Newport (Shropshire) station was a railway station serving Newport in Shropshire. that was situated on the Stafford to Shrewsbury Line via Wellington.

==History==
In 1847 the London and North Western Railway leased the line between Stafford and Wellington from the Shropshire Union Railways and Canal Company, however the line was not finished until 1849. Newport was an important station along the stretch between Wellington and Stafford as it had a large cattle market and was one of the largest towns in the area.

In 1922 the line was absorbed by the London, Midland and Scottish Railway, with the passenger service withdrawn in 1964 as a result of the Beeching Axe and the line closed completely in 1967. The track was lifted soon afterwards.

It has been reported by the Shropshire Star that Winston Churchill spent a night in the sidings at Newport in 1942, as did general Sir John Dill in 1941. and the Royal Train of George VI in 1948.

==Restoration==
Due to Newport's proximity to the new town of Telford and the cities of Wolverhampton, Birmingham and Stoke-on-Trent, Newport is seen as a potential commuter town, but the absence of a station is a loss to the town.

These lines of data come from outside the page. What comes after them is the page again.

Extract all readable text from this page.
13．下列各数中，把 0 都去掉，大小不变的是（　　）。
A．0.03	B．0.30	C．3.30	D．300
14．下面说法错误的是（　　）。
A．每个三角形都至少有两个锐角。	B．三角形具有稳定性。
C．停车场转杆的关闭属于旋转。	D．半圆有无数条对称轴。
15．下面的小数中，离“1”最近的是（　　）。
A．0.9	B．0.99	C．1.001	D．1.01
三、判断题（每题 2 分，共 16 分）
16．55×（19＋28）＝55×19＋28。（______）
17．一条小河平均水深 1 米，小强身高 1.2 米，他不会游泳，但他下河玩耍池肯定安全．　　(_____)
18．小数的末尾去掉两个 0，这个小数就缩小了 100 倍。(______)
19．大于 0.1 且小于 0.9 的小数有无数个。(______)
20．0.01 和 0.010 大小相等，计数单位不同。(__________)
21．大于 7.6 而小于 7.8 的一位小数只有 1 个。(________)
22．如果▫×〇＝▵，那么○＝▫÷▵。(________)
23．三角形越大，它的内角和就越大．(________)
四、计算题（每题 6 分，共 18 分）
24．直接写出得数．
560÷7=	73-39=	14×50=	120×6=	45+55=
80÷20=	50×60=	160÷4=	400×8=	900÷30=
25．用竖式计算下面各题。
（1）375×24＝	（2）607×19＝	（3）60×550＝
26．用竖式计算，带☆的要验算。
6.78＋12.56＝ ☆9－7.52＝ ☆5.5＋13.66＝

However, ever since the reinstatement of the line as far as Telford International Freight Park at Donnington, the reopening of Newport's station could "definitely be feasible", this would mean that freight that is currently routed through Wolverhampton to reach Scotland and the north, could benefit from a line through Newport to the West Coast Main Line at , thereby freeing up capacity from Telford to the West Midlands conurbation.

In 2009 the line was in the top 36 'Lines that should reopen' listing published by the Campaign for Better Transport.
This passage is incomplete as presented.